Emissionshaus reagiert auf Talfahrt mit Kurswechsel hin zu einer Investmentgesellschaft
Gold-Zack will Technologiezentren betreiben

DÜSSELDORF. Die Gold AG, -Zack Mettmann, will sich von einem reinen Emissionshaus zu einer Investmentgesellschaft für den technologisch orientierten Mittelstand wandeln. "Wir werden auch Technologiezentren aufbauen und betreiben," sagte Gold-Zack-Chef Dietrich Walther dem Handelsblatt.

Mit der Gründung eines ersten Technologiezentrums im niederländischen Heerlen bei Aachen will Gold-Zack etwas für die Qualität im Portfolio tun. In Ostdeutschland führt Walther Gespräche mit zwei weiteren Universitäts-Städten, darunter Rostock.

"Wir wollen die jungen Unternehmen stärker an die Hand nehmen," umschreibt Walther die strengere Auswahl der künftigen Börsenkandidaten. Wichtigster Service bleibt aber die Geldbeschaffung: Erstmals stellt Gold-Zack Mehrheitsbeteiligungen in Aussicht. Heben will Gold-Zack dann die goldenen Eier im Technologie-Nest. Sei es über die Börse oder andere "Exits".

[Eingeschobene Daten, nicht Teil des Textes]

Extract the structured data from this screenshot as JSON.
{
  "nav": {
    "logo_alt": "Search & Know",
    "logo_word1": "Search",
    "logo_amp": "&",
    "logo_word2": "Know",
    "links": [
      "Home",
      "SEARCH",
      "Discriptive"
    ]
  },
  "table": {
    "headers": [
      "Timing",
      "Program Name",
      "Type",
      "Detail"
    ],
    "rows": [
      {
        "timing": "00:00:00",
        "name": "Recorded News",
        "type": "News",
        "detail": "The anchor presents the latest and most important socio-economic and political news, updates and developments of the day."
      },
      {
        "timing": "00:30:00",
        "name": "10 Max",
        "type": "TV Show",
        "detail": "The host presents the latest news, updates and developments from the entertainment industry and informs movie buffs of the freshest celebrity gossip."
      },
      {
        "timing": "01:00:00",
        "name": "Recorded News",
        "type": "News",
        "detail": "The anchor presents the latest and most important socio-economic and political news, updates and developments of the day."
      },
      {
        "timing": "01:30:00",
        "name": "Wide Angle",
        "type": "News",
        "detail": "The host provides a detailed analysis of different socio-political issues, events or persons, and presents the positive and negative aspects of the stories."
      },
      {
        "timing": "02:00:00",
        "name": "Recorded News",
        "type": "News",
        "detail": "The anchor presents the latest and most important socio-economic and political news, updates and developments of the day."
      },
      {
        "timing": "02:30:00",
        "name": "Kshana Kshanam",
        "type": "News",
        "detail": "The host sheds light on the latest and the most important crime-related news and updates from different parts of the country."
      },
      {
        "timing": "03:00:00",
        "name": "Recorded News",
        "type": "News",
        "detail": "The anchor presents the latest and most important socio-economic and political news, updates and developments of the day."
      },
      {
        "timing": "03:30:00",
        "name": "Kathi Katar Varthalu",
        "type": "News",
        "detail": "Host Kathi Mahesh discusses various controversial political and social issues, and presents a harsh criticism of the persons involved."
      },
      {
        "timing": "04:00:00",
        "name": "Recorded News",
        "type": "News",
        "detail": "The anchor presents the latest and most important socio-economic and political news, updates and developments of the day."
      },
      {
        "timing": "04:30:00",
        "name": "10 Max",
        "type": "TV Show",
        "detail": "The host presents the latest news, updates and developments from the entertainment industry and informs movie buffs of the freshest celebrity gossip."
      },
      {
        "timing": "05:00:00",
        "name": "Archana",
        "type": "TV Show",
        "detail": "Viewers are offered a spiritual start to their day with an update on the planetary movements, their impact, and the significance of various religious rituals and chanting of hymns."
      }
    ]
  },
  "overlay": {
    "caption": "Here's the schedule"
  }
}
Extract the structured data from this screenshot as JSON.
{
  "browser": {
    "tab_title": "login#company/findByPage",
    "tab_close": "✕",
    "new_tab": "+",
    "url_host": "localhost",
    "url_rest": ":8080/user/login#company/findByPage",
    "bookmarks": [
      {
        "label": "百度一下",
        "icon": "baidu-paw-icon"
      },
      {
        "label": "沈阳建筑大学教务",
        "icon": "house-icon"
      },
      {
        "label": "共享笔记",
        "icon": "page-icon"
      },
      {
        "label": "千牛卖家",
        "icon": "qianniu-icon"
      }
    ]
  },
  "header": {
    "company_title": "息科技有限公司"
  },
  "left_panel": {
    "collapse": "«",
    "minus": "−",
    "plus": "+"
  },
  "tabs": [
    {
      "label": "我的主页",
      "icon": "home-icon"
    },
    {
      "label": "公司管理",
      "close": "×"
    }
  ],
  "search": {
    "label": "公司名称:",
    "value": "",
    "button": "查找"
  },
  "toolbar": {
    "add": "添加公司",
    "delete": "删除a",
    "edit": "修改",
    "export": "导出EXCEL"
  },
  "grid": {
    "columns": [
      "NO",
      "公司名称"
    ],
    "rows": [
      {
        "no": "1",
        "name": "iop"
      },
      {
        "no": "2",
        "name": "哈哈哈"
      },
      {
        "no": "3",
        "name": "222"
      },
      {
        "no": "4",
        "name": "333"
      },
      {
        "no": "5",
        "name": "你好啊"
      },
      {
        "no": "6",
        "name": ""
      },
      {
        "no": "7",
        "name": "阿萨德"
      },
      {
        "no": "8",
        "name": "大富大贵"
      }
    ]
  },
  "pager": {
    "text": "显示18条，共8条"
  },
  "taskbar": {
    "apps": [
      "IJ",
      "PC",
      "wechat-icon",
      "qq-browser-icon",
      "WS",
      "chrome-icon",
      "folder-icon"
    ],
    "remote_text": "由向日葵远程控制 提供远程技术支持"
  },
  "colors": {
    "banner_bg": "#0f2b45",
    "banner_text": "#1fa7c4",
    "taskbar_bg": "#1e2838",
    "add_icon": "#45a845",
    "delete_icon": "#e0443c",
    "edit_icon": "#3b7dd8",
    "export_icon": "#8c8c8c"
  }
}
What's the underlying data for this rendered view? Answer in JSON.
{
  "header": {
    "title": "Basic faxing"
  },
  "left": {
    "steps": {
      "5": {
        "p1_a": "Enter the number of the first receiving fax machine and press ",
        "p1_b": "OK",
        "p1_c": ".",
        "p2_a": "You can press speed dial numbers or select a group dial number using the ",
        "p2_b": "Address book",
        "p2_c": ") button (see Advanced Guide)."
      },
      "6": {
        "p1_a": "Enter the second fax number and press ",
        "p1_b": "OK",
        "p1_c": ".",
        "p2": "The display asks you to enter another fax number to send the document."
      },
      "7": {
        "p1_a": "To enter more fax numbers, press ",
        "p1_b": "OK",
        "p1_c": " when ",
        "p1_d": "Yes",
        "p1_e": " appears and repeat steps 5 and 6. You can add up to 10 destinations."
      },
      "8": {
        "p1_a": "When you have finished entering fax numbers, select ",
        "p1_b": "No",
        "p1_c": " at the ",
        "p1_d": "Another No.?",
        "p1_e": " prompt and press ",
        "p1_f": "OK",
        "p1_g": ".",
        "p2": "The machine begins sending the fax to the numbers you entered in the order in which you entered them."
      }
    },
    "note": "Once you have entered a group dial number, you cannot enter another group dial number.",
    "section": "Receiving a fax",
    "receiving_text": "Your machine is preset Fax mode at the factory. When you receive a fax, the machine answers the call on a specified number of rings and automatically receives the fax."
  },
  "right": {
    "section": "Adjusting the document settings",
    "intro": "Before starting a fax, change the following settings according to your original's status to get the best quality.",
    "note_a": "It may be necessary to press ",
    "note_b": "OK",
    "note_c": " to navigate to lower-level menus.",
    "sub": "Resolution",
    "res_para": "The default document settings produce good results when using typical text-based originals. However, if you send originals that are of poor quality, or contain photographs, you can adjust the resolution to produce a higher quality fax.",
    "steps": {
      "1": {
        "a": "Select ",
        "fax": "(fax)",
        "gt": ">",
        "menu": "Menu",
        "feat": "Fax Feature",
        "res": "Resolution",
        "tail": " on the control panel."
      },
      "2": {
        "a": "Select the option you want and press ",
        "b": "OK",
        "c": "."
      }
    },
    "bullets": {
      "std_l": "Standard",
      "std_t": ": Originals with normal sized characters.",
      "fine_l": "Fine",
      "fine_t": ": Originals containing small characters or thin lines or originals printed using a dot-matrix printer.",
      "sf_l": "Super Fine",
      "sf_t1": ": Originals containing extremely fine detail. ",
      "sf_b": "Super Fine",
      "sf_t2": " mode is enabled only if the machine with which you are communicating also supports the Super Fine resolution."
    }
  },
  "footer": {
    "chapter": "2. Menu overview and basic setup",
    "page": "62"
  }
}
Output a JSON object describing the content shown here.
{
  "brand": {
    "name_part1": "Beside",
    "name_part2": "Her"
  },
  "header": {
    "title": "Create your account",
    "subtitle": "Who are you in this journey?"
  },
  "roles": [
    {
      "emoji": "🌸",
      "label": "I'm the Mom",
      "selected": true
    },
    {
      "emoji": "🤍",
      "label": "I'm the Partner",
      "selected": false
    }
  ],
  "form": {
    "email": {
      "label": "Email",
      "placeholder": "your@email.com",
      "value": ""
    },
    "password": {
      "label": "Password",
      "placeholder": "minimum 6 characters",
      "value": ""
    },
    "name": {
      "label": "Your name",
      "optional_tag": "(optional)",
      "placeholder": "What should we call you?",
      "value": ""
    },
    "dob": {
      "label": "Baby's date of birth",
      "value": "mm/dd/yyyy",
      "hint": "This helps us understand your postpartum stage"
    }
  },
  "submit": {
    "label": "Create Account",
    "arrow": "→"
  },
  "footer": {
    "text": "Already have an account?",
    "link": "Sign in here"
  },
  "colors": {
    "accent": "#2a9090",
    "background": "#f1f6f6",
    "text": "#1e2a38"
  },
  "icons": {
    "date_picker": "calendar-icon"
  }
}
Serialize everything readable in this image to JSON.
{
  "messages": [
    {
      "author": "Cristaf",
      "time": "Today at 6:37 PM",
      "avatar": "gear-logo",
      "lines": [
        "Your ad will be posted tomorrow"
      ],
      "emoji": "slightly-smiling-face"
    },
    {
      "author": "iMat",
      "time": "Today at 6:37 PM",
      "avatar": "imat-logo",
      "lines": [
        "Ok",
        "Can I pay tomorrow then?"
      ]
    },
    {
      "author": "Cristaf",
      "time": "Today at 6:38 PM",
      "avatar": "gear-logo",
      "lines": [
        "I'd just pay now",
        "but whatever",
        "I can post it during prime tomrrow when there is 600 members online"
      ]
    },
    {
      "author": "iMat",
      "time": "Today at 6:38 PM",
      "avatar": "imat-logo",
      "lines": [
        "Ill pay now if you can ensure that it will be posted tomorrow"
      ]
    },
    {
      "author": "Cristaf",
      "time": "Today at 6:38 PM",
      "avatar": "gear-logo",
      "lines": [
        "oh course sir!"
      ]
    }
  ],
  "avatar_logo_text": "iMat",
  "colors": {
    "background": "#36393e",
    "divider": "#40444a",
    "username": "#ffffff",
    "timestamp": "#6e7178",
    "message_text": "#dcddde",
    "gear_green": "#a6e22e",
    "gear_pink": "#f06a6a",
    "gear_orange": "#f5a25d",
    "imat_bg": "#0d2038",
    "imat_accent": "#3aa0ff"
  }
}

"Technologiezentren in Eigenregie sind ein exzellenter Zugang zum Folgegeschäft," sagt Walther. Das wittert er auch bei Großbanken. Gold-Zack dient sich als Partner an, "der sich um das Geschäft der Bank-Beteiligungen kümmert." Die Investmentfirmen der Banken hätten dazu oft kaum die Möglichkeit. Mancher verpatzte Börsengang erkläre sich durch fehlende Beratung.

Hintergrund der Kurskorrektur: Gold-Zack will das Image eines reinen Kapitalanlegers abstreifen. Kein Wunder: Unternehmen an die Börse zu bringen, ist im Augenblick kein besonders lukratives Geschäft. Analysten wittern bereits das Ende eines in den letzten Jahren boomenden Risiko-Kapital-Geschäfts. Die Aktien der Anlagefirmen stürzen in den Keller.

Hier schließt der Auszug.